EŞ VE YAKIN ANLAMLI / ANLAMDAŞ KELİMELER
Yazılışları ve okunuşları farklı anlamları aynı olan sözcüklere eş anlamlı (anlamdaş) kelimeler-sözcükler denir.
* Bunlar cümlede birbiriyle yer değiştirdiklerinde cümlenin anlamında değişiklik ve bozulma olmaz. Yukarıda örnekler verilmiştir.

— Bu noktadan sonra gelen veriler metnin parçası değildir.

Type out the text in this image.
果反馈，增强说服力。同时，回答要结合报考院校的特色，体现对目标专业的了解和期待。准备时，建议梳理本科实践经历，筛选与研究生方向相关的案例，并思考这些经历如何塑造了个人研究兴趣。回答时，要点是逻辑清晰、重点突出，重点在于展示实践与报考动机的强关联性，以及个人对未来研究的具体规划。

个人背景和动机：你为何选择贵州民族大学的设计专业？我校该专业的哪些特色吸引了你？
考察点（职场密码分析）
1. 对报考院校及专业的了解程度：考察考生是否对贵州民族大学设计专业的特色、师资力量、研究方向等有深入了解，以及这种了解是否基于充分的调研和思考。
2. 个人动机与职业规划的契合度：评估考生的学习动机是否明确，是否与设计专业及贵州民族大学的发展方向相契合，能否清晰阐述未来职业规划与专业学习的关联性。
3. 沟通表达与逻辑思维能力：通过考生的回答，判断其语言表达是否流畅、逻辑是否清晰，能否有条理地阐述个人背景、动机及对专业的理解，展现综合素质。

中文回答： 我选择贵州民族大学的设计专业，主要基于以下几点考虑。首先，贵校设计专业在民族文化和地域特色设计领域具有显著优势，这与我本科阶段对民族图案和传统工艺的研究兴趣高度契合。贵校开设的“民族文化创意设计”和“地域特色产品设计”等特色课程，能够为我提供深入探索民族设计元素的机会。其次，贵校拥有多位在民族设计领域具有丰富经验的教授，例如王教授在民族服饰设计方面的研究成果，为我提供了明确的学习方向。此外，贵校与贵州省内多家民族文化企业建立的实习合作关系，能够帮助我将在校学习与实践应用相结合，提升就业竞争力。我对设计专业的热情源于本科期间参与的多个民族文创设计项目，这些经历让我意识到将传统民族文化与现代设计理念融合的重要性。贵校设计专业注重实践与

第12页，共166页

* Sözcüklerin eş anlamlı olup olmadıkları, cümle içindeki kullanımlarından belli olur. Yani bir sözcüğün farklı cümlelerde değişik eş anlamları karşımıza çıkabilir.
Örnek :
- Kömür karası gözleri ışıl ışıl parlıyordu. (Kara-Siyah)
- Dost, kara günde belli olur. (Kara-Kötü)
* Eş anlamlılıkla ilgili sorular, bazen "altı çizili sözcüğün cümleye kattığı anlam", "hangisinde...anlamı vardır?" gibi de sorulabilir.
Anlamdaş (eş anlamlı) olmadıkları halde zaman zaman birbirinin yerine kullanılan sözcüklere yakın anlamlı sözcükler denir. Bakmak, görmek, izlemek, seyretmek gibi.